"The main winners from a lower currency, from an income sense, will be company profits and government tax revenues."
It is also one of the reasons why the CBA recently moved its forecast for a Reserve Bank interest rate hike from February to August.
Mousina said the lower exchange rate was starting to act as a buffer to the fall in the prices of our mining and resource exports.
"Our commodity prices index has fallen by nine per cent over the past three months in US dollar terms, but is only two per cent lower in Australian dollar terms," she said.
JP Morgan economist Tom Kennedy said the weaker Aussie dollar helped but was only the first piece in the puzzle to help the sluggish retail sector.
"While a weaker Australian dollar improves domestic retailers' competitiveness, we think the currency's recent declines are far from a game-changer for the embattled sector," he said.
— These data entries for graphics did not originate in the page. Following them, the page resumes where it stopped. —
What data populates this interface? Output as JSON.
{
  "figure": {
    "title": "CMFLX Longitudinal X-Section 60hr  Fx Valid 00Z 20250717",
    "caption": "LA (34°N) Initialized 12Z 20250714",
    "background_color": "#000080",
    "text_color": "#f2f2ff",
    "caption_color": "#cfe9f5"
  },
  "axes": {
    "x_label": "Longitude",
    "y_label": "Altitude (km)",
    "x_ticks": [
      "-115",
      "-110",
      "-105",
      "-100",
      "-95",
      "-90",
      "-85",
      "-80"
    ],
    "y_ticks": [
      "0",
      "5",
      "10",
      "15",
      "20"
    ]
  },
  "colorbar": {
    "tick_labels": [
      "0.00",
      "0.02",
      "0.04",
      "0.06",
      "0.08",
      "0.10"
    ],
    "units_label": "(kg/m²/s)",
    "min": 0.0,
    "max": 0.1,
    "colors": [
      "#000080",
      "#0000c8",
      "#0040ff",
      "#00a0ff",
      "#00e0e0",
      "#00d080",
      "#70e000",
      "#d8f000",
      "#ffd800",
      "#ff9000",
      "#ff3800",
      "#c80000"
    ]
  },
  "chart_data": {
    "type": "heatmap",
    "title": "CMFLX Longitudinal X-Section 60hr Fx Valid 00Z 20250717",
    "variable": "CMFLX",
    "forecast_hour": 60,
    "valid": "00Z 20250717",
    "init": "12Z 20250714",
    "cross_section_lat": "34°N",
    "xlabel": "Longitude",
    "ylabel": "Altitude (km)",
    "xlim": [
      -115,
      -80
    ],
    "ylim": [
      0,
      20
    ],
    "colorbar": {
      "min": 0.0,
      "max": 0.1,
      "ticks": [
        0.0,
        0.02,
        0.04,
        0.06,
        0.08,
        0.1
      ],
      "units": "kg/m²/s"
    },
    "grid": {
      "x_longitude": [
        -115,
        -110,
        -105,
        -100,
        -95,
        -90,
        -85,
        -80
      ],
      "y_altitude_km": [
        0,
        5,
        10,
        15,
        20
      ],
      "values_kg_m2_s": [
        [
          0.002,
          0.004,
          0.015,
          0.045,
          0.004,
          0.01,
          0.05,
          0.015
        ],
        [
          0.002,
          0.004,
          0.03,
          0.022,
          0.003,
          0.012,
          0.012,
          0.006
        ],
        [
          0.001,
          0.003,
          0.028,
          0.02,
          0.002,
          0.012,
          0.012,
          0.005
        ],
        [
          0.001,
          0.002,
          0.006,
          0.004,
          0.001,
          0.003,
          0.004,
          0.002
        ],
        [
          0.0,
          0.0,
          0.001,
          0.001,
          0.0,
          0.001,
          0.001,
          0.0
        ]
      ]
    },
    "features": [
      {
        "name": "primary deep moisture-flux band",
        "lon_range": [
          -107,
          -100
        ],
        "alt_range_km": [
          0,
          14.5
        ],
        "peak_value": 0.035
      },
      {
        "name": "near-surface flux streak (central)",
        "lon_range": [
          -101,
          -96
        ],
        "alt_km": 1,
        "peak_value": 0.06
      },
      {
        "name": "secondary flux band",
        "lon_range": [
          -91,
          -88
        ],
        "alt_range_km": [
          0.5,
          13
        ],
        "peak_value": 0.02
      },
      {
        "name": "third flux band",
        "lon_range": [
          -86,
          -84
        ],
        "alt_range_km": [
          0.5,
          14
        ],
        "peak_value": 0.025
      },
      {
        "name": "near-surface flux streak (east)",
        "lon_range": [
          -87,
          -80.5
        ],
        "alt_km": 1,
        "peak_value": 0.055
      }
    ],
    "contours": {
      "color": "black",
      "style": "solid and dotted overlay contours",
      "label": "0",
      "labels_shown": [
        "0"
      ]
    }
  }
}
"We view modest wage growth, weak consumer confidence, and elevated unemployment as the major constraints to any sustained pick-up in household spending."
The Aussie dollar's recent fall was mainly due to the US dollar getting a boost from an improving American economy and that the US Federal Reserve was considering its first interest rate hike in nine years.
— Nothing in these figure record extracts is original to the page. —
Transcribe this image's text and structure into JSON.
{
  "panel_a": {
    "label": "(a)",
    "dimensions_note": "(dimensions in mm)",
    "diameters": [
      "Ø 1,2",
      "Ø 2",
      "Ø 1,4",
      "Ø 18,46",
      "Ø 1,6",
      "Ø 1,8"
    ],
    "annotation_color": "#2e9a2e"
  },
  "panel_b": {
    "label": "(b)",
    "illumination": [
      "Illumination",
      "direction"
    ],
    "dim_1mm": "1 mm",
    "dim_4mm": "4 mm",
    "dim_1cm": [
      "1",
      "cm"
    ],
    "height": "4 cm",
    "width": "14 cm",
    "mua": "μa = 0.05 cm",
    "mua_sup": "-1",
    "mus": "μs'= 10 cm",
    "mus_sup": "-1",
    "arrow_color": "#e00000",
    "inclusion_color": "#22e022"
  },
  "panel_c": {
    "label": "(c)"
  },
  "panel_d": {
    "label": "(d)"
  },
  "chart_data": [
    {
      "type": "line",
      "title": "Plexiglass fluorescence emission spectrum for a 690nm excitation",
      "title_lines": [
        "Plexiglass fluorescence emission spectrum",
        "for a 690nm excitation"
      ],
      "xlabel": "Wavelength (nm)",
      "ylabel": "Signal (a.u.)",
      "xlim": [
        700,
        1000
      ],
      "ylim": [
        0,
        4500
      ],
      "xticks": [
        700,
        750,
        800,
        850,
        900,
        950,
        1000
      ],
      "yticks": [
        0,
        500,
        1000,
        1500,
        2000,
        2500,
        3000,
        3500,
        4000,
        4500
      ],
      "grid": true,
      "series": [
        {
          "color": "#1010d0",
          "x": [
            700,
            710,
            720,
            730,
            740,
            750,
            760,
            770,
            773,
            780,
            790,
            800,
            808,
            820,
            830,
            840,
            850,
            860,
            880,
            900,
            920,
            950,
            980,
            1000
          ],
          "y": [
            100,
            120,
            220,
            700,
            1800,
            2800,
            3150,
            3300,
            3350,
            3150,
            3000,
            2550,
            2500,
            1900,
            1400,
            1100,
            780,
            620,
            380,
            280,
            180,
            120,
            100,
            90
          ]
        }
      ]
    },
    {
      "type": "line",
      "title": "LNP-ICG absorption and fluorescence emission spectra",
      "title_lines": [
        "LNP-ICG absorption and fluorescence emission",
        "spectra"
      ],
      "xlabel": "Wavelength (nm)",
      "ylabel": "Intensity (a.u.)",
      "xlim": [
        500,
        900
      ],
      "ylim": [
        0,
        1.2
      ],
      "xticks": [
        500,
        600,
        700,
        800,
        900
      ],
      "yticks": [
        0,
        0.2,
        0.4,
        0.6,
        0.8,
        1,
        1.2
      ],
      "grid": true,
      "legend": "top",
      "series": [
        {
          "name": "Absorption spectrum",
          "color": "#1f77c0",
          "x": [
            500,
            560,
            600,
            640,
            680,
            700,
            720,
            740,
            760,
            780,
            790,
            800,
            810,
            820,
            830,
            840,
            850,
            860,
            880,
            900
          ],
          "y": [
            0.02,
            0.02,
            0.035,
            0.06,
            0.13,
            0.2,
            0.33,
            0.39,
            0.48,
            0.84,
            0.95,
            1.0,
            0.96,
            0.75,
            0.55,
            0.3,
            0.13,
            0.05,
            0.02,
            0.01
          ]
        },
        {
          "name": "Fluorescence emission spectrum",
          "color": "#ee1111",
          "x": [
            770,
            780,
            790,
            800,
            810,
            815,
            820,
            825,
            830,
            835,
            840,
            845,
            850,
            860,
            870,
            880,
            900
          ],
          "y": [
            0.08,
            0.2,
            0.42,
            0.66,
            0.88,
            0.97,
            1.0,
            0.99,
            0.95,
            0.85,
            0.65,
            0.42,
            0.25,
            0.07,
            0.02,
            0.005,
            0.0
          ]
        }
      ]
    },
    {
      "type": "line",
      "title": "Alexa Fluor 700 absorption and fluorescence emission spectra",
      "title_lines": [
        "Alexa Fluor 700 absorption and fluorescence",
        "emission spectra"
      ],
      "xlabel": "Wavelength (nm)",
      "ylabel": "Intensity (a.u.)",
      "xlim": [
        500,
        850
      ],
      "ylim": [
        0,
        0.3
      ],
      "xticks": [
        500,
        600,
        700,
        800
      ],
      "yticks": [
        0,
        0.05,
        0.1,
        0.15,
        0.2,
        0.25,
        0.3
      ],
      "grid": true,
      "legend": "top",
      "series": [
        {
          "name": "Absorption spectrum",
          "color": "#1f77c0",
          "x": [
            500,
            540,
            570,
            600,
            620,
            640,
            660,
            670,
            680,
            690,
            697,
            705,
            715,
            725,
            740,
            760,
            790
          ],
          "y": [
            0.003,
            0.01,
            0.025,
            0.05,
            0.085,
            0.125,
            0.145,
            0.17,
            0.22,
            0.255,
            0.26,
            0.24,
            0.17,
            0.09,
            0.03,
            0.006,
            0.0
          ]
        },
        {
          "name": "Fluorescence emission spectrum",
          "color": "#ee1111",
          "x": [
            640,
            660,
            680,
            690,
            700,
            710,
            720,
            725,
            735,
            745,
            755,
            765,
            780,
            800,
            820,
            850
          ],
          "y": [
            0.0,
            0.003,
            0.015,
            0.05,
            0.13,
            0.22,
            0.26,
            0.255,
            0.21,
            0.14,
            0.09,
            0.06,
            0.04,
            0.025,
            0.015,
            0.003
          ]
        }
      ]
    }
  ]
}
Further indications on the timing of the Fed's rate rise are expected the central bank's boss Janet Yellen holds a press conference early on Thursday morning, Australian time, after its regular policy meeting.
LTG GoldRock director Andrew Barnett is confident the Australian dollar will stay around its current levels or even go a little lower this year because the US rate hike is inevitable.
"She realises that she's going to have to raise rates at some point next year if the current economic trends continue.
"I think the smart money will speculate on higher rates and push that US dollar higher," he said.